Preview by: Jack Foley
STEPHEN Chow has become Asia's biggest comedy director and star
following the success of movies like Shaolin Soccer.
His latest, an insane mix of martial arts mayhem and fantasy-comedy,
is called Kung Fu Hustle and such is its unique mix of comedy,
heart-pounding action, astonishing kung fu choreography and state-of-the-art
CGI effects, that it has quickly smashed box office records in
a number of countries.
It opens in UK cinemas on June 10 and has already gone down a
storm in America, where critics have been raving.
The film is set amid the chaos of pre-revolutionary China, during
which time a small-time thief, Sing (Chow), aspires to be one
of the sophisticated and ruthless Axe Gang whose underworld activities
overshadow the city.
Stumbling across a crowded apartment complex aptly known as
'Pig Sty Alley', Sing attempts to extort money from one of the
ordinary locals, but the neighbours are not what they appear.
Sing's comical attempts at intimidation inadvertently attract
the Axe Gang into the fray, setting off a chain of events that
brings the two disparate worlds face-to-face.
As the inhabitants of the Pig Sty fight for their lives, the
ensuing clash of kung fu titans unearths some legendary martial
arts Masters. Sing, despite his futile attempts, lacks the soul
of a killer, and must face his own mortality in order to discover
the true nature of the kung fu master.
The film that results pays homage to everything from Bruce Lee
to The Matrix and House of Flying Daggers without ever feeling
as though it is taking the proverbial.
It's nuts, for sure, but taken in the right way is sure to be
the most wildly inventive film in its genre you're likely to see
Critics in the States went mad for Kung Fu Hustle when it opened
at the beginning of April.
The Hollywood Reporter, for instance, wrote:
"With a delirious mix of the sublime and the silly, Hong
Kong comedy king Stephen Chow Sing-chi has taken the kung fu comedy
genre to new heights of chop-socky hilarity."
While Rolling Stone opined: "Does the plot
spin out of control? You bet. But dumb fun this smart is a gift."
Efilmcritic.com sums it up well by noting: "Imagine
a movie in which Wile E. Coyote, Jackie Chan and The Three Stooges
share top billing. That's Kung Fu Hustle."

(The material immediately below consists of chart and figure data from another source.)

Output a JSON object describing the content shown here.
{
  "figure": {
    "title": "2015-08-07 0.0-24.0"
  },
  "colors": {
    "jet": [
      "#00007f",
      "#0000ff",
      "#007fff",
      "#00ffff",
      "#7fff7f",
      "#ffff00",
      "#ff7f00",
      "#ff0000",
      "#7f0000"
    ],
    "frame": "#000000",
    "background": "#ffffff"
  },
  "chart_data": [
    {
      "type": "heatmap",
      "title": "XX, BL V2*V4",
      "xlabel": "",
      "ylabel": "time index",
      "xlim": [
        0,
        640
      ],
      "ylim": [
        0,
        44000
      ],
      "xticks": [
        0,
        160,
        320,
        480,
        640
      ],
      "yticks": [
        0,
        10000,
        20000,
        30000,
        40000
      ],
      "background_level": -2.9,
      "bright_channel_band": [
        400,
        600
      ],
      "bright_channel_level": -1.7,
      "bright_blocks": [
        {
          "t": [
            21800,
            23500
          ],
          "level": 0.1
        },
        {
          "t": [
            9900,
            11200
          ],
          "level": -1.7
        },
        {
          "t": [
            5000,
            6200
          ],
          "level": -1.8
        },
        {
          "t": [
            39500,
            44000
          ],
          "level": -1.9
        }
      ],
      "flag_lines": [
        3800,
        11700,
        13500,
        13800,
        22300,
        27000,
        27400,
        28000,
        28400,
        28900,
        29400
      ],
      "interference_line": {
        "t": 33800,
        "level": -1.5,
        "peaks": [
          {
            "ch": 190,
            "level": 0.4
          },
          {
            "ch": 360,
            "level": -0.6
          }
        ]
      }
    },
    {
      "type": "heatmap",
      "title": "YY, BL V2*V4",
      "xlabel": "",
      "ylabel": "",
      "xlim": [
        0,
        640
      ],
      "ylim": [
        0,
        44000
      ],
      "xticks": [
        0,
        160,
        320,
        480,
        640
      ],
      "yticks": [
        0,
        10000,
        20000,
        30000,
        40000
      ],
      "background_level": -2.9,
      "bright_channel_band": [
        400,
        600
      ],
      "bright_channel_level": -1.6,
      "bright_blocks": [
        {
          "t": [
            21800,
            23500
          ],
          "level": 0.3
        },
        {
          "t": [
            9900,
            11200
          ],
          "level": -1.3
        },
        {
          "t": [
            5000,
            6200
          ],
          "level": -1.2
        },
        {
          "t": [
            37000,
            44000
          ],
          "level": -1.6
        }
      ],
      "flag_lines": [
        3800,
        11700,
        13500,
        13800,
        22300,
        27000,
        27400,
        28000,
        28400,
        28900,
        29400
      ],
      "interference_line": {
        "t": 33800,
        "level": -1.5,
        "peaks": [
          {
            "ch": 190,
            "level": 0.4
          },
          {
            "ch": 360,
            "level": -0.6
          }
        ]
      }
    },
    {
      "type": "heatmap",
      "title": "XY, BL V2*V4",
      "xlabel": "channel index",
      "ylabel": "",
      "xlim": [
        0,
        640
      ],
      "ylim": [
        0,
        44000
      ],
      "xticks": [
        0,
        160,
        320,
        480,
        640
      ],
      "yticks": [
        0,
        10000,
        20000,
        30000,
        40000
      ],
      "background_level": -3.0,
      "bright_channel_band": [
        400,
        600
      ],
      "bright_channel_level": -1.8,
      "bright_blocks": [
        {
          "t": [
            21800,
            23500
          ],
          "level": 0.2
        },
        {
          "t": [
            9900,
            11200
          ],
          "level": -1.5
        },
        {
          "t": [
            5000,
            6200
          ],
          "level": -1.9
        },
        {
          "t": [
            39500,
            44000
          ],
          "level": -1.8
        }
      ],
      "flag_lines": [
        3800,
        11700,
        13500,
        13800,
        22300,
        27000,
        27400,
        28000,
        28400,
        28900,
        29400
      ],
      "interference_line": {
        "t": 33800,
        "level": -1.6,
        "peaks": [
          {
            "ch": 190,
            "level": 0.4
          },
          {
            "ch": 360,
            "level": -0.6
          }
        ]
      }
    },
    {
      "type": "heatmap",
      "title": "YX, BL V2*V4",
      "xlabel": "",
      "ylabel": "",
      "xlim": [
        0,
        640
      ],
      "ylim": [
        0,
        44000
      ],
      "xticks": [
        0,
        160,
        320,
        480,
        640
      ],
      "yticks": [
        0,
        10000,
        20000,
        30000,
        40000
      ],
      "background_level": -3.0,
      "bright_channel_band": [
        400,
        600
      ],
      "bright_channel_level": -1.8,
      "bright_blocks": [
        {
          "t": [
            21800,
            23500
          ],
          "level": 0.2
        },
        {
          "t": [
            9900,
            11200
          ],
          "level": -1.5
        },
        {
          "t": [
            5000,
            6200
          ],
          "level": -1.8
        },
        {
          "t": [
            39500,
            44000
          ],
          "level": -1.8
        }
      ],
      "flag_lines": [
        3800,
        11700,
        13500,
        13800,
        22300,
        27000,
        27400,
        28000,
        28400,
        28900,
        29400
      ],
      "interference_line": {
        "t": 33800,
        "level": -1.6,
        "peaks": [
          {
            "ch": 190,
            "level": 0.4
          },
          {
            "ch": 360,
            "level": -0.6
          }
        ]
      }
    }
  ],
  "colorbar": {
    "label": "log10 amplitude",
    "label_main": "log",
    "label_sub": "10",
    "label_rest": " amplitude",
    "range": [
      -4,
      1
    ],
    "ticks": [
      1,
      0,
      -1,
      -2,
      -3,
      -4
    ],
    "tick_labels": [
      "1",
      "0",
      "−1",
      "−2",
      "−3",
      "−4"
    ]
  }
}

And Film Journal International stated that it
is 'a technically expert and visually seductive tour de force
from someone who is very likely the funniest man in Asia'.
Of the negatives, Variety wrote that it is 'a
chop-socky on f/x steroids that's devoid of genuine inspiration
or involving character development'.
And Compuserve described it as 'derivative,
repetitive, and over the top to the point of weariness'.
But such comments were generally in the minority, with Entertainment
Weekly stating that 'Chow, perhaps the first action star
and filmmaker to be as influenced by classic cartoons as by the
karate-chop balletics of human movement, directs like a gonzo
fusion of Tarantino and Tex Avery'.
And the New York Times opined that 'Stephen
Chow's kinetic, exhausting, relentlessly entertaining film throws
scraps of a half-century of international pop culture into a fast-whirling
Reelviews, meanwhile, wrote that 'viewers will
discover that the film has something to offer nearly everyone,
whether they are a novice or a black belt in kung fu cinema'.
And Newsday concludes this round-up by writing:
"If the plot elements seem like a duck soup of every Bruce
Lee and Jackie Chan picture ever conceived, they are lifted into
a whole other stratosphere of ingenuity by Chow and his design
team's indefatigable visual imagination."